When my children were young, as well as running a demanding business, I was a single parent.
One of the things that really got to me was that my kids couldn’t even load the dishwasher properly. Surely that was the least they could do after I’d cooked the dinner!
They’d put the plates in the wrong section, the cutlery the wrong way round and the glasses upside down. I’d get increasingly irritated as I re-stacked everything. Why bother trying to get them to do it. It was quicker for me to do it myself – at least it would get done properly! Sounds familiar?
After several months of frustration it dawned on me that if I wanted them to stack the dishwasher properly, I’d needed to invest some time training them.
The problem was that I felt I didn’t have any spare time to carry out the training. It was a leap of faith for me to realise that the future reward would compensate for the time invested in training today.
The cost of failing to delegate
We see this type of thinking in the workplace – the time and effort to develop staff is an investment, and the payoff will only occur in the dim and distant future.
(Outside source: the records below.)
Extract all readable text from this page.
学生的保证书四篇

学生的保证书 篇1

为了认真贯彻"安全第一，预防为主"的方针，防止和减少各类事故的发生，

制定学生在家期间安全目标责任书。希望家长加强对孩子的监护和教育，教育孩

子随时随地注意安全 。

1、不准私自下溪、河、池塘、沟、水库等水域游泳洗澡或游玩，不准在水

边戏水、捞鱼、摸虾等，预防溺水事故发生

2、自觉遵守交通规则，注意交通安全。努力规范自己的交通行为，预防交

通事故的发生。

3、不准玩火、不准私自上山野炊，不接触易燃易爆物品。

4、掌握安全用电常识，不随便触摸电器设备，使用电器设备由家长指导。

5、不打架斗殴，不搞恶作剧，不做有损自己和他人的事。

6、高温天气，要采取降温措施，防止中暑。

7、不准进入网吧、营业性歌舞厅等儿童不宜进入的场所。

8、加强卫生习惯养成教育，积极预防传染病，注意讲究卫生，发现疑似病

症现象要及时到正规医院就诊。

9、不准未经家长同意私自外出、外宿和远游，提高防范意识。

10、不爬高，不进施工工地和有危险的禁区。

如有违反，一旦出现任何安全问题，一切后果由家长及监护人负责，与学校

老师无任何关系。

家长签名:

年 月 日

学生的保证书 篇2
Too often staff are set up to fail – for example when a high performing technician is promoted to a manager without any training for the new role.
What’s at play here is a cognitive bias called temporal discounting, where we attach a disproportionate value on the here-and-now compared with the future. The future seems vague and distant, whereas now is vivid and Technicolor!
In financial terms, our brain views £70 today as more appealing than £118 in 3 months time. We also see this type of thinking in the board-room where short-term dividends often trump longer-term investment.
So next time you catch yourself thinking “it’s quicker to do the job myself than get someone else to do it –then correct their mistakes”, STOP. Think. What is the cost of failing to delegate?
- Depriving your staff of learning and development opportunities
- Chaining yourself to operational detail rather than strategic initiatives
- Keeping yourself and your staff in their comfort zone
- In short – preventing organisational growth
Harvard Business Review cites that most leadership teams spend just three hours per month making strategic decisions – in fact they dedicate more time choosing the company Christmas card!
Don't fall victim to temporal discounting. Doing everything yourself is not a strategy for growth.
- Don’t fall victim to temporal discounting. Doing everything yourself is not a strategy for growth
- Spend your precious time on issues that exert the greatest impact on your company’s long-term value
- Seek every possible opportunity to delegate, develop others and grow!